One Life
James Hawes, GB, 2023o
Bei einem Besuch in Prag stösst der Londoner Börsenhändler Nicholas Winton 1938 auf Tausende jüdischer Familien, die vor den Nazis geflohen und weiterhin akut bedroht sind. In einem Wettlauf gegen die Zeit versuchen er und eine Handvoll Getreuer, möglichst viele Kinder nach England zu bringen, bevor die Grenzen ganz zugehen. 1988 wird die Rettungsaktion, über die er fünfzig Jahre geschwiegen hat, ein Medienthema . – Nach wahren Begebenheiten.

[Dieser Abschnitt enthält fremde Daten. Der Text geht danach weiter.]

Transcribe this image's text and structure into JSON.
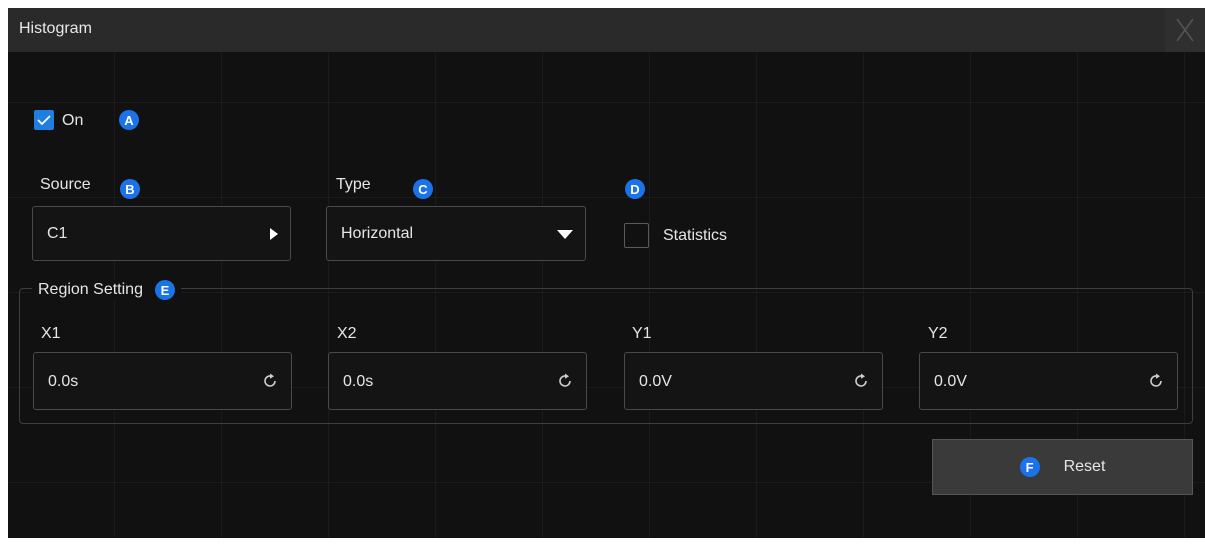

Nachdem Nazi-Deutschland 1938 das Sudentenland in der Tschechoslowakei besetzt hatte, fuhr der wohlhabende Londoner Börsenmakler Nicholas Winton (1909-2015) nach Prag, um Tausenden geflüchteter Familien zu helfen – die meisten von ihnen jüdischer Herkunft. Vom Schicksal der vielen Kinder aufgerüttelt, versuchte er, so viele wie möglich vorübergehend – so jedenfalls dachte man – nach Grossbritannien in Sicherheit zu bringen. Frei von persönlichen Interessen, ohne jeden offiziellen Auftrag und unter enormen Anstrengungen rettete Winton so 669 Kinder. Die Verfilmung seiner Lebensgeschichte mit Antony Hopkins als altem und Johnny Flynn als jungem Winton ist weitgehend frei von Pathos und historischem Kitsch – und gerade deshalb zutiefst bewegend. Eine bessere Dramaturgie als jene, die das Leben hier selbst schrieb, ist auch kaum denkbar: Die Rettungsaktion des vollkommen bescheidenen Winton blieb bis Ende der 1980er Jahre, in denen ein Grossteil des Films spielt, unbekannt und wurden einer breiten britischen Öffentlichkeit erst über Fernsehbeiträge bewusst. Von selbst versteht sich zudem, dass es in diesem Film nicht nur zum x-ten Mal um den Holocaust geht. Die Botschaft von menschlicher Grösse und persönlichem Einsatz, der Verfolgten und Geflüchteten handfeste Hilfe bietet, ist an keine historische Epoche gebunden.